Eğri oturup doğru konuşalım. Boşanma sonrası ödenen nafaka, yasal olarak çocuğun temel ihtiyaçlarını karşılamak için veriliyor. Yani, minicik ayaklar üşümesin diye.Ama işin görünmeyen yüzü:O parayla bazen annenin özgüveni onarılıyor. Yani evet, çocuk için başlatılıyor… Ama sonra işin içine geçmişin hayal kırıklıkları, geleceğin endişeleri ve bir tutam “bak, sensiz de yaşayabiliyorum” mesajı giriyor. Bir nevi içsel bir kapanış töreni.
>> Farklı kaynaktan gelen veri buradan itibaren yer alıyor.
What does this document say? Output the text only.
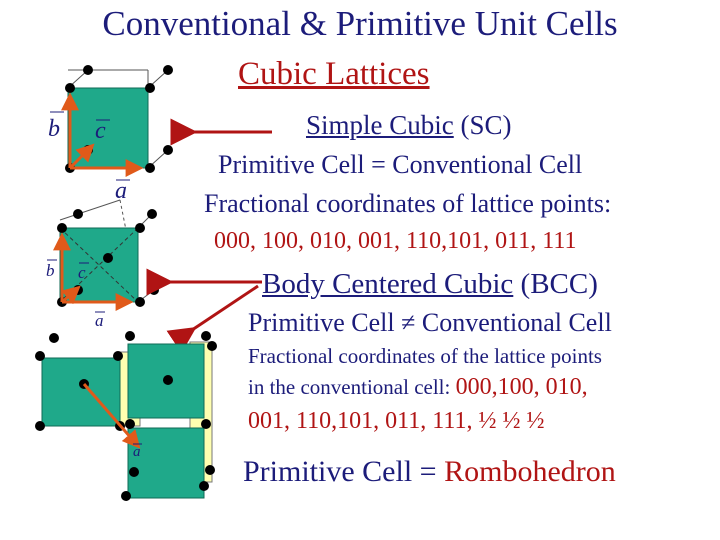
Conventional & Primitive Unit Cells
Cubic Lattices
Simple Cubic (SC)
Primitive Cell = Conventional Cell
Fractional coordinates of lattice points:
000, 100, 010, 001, 110,101, 011, 111
Body Centered Cubic (BCC)
Primitive Cell ≠ Conventional Cell
Fractional coordinates of the lattice points
in the conventional cell: 000,100, 010,
001, 110,101, 011, 111, ½ ½ ½
Primitive Cell = Rombohedron
b c
a
b c
a
a
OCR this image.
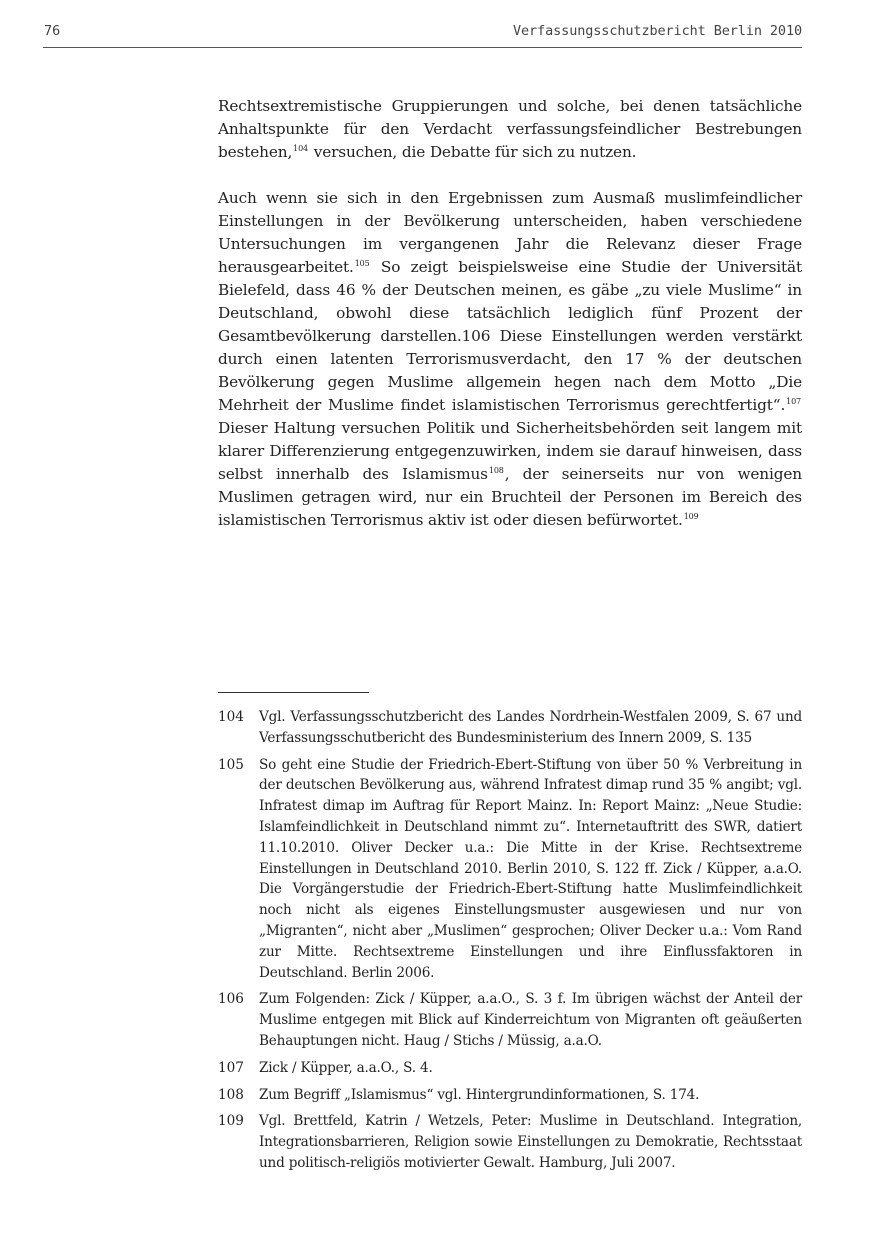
76	Verfassungsschutzbericht Berlin 2010

Rechtsextremistische Gruppierungen und solche, bei denen tatsächliche Anhaltspunkte für den Verdacht verfassungsfeindlicher Bestrebungen bestehen,$^{104}$ versuchen, die Debatte für sich zu nutzen.

Auch wenn sie sich in den Ergebnissen zum Ausmaß muslimfeindlicher Einstellungen in der Bevölkerung unterscheiden, haben verschiedene Untersuchungen im vergangenen Jahr die Relevanz dieser Frage herausgearbeitet.$^{105}$ So zeigt beispielsweise eine Studie der Universität Bielefeld, dass 46 % der Deutschen meinen, es gäbe „zu viele Muslime“ in Deutschland, obwohl diese tatsächlich lediglich fünf Prozent der Gesamtbevölkerung darstellen.106 Diese Einstellungen werden verstärkt durch einen latenten Terrorismusverdacht, den 17 % der deutschen Bevölkerung gegen Muslime allgemein hegen nach dem Motto „Die Mehrheit der Muslime findet islamistischen Terrorismus gerechtfertigt“.$^{107}$ Dieser Haltung versuchen Politik und Sicherheitsbehörden seit langem mit klarer Differenzierung entgegenzuwirken, indem sie darauf hinweisen, dass selbst innerhalb des Islamismus$^{108}$, der seinerseits nur von wenigen Muslimen getragen wird, nur ein Bruchteil der Personen im Bereich des islamistischen Terrorismus aktiv ist oder diesen befürwortet.$^{109}$

104	Vgl. Verfassungsschutzbericht des Landes Nordrhein-Westfalen 2009, S. 67 und Verfassungsschutbericht des Bundesministerium des Innern 2009, S. 135
105	So geht eine Studie der Friedrich-Ebert-Stiftung von über 50 % Verbreitung in der deutschen Bevölkerung aus, während Infratest dimap rund 35 % angibt; vgl. Infratest dimap im Auftrag für Report Mainz. In: Report Mainz: „Neue Studie: Islamfeindlichkeit in Deutschland nimmt zu“. Internetauftritt des SWR, datiert 11.10.2010. Oliver Decker u.a.: Die Mitte in der Krise. Rechtsextreme Einstellungen in Deutschland 2010. Berlin 2010, S. 122 ff. Zick / Küpper, a.a.O. Die Vorgängerstudie der Friedrich-Ebert-Stiftung hatte Muslimfeindlichkeit noch nicht als eigenes Einstellungsmuster ausgewiesen und nur von „Migranten“, nicht aber „Muslimen“ gesprochen; Oliver Decker u.a.: Vom Rand zur Mitte. Rechtsextreme Einstellungen und ihre Einflussfaktoren in Deutschland. Berlin 2006.
106	Zum Folgenden: Zick / Küpper, a.a.O., S. 3 f. Im übrigen wächst der Anteil der Muslime entgegen mit Blick auf Kinderreichtum von Migranten oft geäußerten Behauptungen nicht. Haug / Stichs / Müssig, a.a.O.
107	Zick / Küpper, a.a.O., S. 4.
108	Zum Begriff „Islamismus“ vgl. Hintergrundinformationen, S. 174.
109	Vgl. Brettfeld, Katrin / Wetzels, Peter: Muslime in Deutschland. Integration, Integrationsbarrieren, Religion sowie Einstellungen zu Demokratie, Rechtsstaat und politisch-religiös motivierter Gewalt. Hamburg, Juli 2007.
Nafaka, hukuki bir yükümlülük gibi görünse de kadın psikolojisinde çoğu zaman duygusal bir simgeye dönüşüyor. Özellikle evlilik sürecinde kariyerinden, ekonomik özgürlüğünden ya da kişisel hayallerinden ödün veren kadınlar için nafaka; sadece maddi bir destek değil, aynı zamanda görülmeyen emeğin, karşılığı alınmamış fedakârlıkların ve bazen de bastırılmış benliğin bir telafisi gibi algılanıyor. Bu nedenle nafaka, kadın için yalnızca çocuğunun ihtiyaçlarını karşılamanın değil, aynı zamanda “varlığının ve değerinin tanınması”nın da bir yolu olabiliyor. Ancak burada önemli olan, nafakanın kadının özgüvenini besleyen bir araç mı, yoksa geçmişe takılı kalınmış bir hesaplaşma mı olduğunun farkında olunması.
Bence çocuk için de asıl önemli olan şey, evlerin metrekare farkı değil, kalbin sıcaklığı.
Bir ev 2+1 olabilir, ama içinde anlayış + sevgi + istikrar varsa, çocuk zaten kendini “lüks dairede” hissediyor. Ebeveynler arası maddi fark çocukta ancak duygusal boşluk varsa derin iz bırakıyor.
O yüzden bazen çocuk, en sade evde bile kendini sarayda hissediyor. Yani Ahu Hanım’a söylemek isterim : mesele ev şartları değil, “hanginiz gerçekten oradaydınız?”